На свидание (Коротаев) - страница 158

— Пойдем, баба, — настаивал внук.

— Ладно, Санушко, — начала прощаться с могилкой старуха, — видно, уж последний раз поговорила с тобой, отдыхай спокойно: ты лежишь-то хоть в родной земле, а я не знаю, где меня и похоронят, на какой чужой стороне. И крестик не знаю, поставят ли. У тебя хоть и худ, да есть. Теперь в городах, говорят, и в землю не пускают, а сожгут, да в банку пепел складут, да и вручат: хороните. А чей пепел — бог знает... А ты все ж таки у себя дома да на сухом месте. С этой горушки и нашу деревню всегда видно было... Что бы меня-то рядом с тобой положили, так я бы хоть сейчас.

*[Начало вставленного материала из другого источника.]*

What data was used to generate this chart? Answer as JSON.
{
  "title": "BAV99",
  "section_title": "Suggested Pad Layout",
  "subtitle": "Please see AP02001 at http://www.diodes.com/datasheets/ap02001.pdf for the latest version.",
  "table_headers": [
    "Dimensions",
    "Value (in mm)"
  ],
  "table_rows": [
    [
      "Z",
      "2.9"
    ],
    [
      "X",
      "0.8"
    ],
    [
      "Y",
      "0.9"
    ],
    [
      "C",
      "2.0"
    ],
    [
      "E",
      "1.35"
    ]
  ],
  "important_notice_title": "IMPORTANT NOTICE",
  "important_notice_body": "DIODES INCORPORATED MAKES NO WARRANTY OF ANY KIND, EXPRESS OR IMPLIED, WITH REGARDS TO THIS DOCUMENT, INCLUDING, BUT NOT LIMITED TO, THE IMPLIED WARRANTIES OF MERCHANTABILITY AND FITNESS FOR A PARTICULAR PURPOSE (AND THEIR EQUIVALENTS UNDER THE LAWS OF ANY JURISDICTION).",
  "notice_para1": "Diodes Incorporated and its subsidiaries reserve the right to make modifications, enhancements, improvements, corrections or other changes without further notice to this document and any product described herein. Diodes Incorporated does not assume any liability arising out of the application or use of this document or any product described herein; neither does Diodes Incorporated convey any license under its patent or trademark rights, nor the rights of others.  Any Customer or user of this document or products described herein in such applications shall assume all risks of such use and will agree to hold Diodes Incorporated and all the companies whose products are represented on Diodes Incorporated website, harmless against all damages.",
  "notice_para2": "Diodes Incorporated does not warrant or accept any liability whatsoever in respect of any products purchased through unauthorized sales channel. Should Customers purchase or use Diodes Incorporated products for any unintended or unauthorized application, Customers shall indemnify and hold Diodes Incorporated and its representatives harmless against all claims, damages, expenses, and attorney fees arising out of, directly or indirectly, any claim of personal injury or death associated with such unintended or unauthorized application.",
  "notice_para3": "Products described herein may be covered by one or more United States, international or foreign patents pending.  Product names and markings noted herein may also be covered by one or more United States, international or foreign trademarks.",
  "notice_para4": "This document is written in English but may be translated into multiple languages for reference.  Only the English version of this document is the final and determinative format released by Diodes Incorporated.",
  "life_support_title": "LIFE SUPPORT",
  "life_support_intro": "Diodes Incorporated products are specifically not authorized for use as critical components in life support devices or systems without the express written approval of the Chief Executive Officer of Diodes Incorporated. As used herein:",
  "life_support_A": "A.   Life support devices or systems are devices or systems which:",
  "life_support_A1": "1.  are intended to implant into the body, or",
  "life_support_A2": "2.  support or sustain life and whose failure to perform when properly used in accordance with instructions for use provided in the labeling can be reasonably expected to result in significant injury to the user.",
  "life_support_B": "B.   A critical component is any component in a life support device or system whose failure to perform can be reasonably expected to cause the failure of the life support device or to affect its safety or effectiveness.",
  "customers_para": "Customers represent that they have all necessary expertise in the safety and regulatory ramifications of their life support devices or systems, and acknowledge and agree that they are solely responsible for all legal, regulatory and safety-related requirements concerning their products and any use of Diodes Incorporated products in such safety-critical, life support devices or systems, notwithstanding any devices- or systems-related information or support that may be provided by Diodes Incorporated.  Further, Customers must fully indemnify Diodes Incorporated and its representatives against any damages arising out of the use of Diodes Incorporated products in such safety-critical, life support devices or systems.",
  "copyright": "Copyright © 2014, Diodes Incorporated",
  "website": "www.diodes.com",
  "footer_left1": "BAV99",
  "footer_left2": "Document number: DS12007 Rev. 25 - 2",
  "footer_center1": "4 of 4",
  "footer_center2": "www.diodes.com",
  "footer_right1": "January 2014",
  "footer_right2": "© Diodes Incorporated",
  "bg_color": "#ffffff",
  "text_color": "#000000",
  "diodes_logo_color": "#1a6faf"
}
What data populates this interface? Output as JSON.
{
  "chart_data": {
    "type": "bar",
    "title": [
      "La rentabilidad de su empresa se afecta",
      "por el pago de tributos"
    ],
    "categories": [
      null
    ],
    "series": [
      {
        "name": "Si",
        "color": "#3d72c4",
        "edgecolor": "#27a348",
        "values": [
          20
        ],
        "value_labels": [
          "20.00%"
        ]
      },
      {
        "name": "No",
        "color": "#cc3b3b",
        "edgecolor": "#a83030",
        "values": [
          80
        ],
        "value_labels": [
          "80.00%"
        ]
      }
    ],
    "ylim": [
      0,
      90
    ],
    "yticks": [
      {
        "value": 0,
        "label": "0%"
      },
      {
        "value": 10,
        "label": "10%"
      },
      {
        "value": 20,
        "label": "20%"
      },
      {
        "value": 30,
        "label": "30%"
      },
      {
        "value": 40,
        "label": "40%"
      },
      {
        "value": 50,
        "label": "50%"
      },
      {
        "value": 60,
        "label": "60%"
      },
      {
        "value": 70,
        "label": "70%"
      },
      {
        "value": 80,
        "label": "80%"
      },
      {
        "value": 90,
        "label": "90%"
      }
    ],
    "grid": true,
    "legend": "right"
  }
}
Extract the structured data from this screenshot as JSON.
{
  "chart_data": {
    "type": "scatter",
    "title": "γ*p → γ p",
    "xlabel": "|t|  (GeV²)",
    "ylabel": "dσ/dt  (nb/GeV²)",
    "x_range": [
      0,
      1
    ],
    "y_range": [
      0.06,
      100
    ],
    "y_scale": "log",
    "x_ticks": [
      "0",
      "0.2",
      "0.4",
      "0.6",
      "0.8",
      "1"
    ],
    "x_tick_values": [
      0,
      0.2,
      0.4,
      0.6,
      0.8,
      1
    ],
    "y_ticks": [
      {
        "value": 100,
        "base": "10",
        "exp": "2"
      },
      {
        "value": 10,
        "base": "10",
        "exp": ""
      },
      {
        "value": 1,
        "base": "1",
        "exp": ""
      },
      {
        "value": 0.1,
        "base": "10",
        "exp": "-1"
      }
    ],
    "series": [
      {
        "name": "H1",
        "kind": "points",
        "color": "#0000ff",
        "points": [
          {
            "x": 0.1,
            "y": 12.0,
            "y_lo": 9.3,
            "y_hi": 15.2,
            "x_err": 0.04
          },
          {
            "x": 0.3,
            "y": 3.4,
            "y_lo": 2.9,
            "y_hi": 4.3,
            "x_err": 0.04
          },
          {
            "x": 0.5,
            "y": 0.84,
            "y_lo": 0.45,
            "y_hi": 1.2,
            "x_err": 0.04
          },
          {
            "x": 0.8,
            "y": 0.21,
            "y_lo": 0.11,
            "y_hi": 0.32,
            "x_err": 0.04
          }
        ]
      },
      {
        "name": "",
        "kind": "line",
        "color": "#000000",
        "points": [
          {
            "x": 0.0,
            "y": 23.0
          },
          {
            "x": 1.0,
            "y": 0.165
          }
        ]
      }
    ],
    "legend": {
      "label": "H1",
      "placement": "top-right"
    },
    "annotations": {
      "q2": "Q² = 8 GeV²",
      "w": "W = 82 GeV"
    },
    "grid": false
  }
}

Эти слова совсем испугали внука, и он потащил не грубо, но настойчиво старуху за собой между могилами, и она уже на ходу послала торопливое прощание:

— Прости меня, грешную, Санушко, если в чем провинилась перед тобой. — И только тут впервые негромко всхлипнула и почувствовала такую слабость, что даже покачнулась и зашарила в воздухе рукой, ища, на что бы опереться. Внук подхватил ее, ненадолго прижал к себе и тихонько потянул к выходу, испуганно и заботливо шепча:

— Ничего, баба, ничего. Потерпи немножко. Сейчас дойдем до дому — и ты отдохнешь.


КРОВЬ

Сессия подходила к концу, а Саня Уточкин, вместо того чтобы напрячься для последнего рывка, расслабился. Воображение уводило его от окружающей действительности далеко-далеко: в легкую и прогретую июньскую зелень, к вечерней умиротворенной воде или просто в просторное и ветреное поле; иногда одного, иногда с другом, но чаще — вдвоем с Люськой Егоровой, которая, как он ни старался, на его записки и намеки или молчала, или хихикала.

Саня Уточкин заканчивал уже четвертый курс политехнического и, хоть заниматься с каждым годом приходилось больше, успевал и на танцульках попрыгать, и с какой-нибудь сокурсницей на вечерний сеанс слетать, а потом еще и пошушукаться и подурачиться в отдаленном общежитском углу.

Учился он хорошо, но эти вольности создали ему определенную славу, которая не очень нравилась педагогам, а Люське Егоровой — особенно, потому что втайне она тоже симпатизировала ему.

Все от него ждали серьезности, солидности, предрекали несомненное и завидное будущее, если он вовремя остепенится. А Саня не хотел меняться ради того, чтобы всем нравиться, и отшучивался:

— Поздненько мне о солидности думать, а при моей фигуре просто смешно.

Он не кокетничал — фигура и в самом деле не добавляла ему солидности: тощий, мосластый, сутуловатый, с длинными болтающимися руками, выпирающими ключицами и лопатками, он ходил расслабленной, даже несколько вихляющей походкой, а русая челка небрежно падала набок.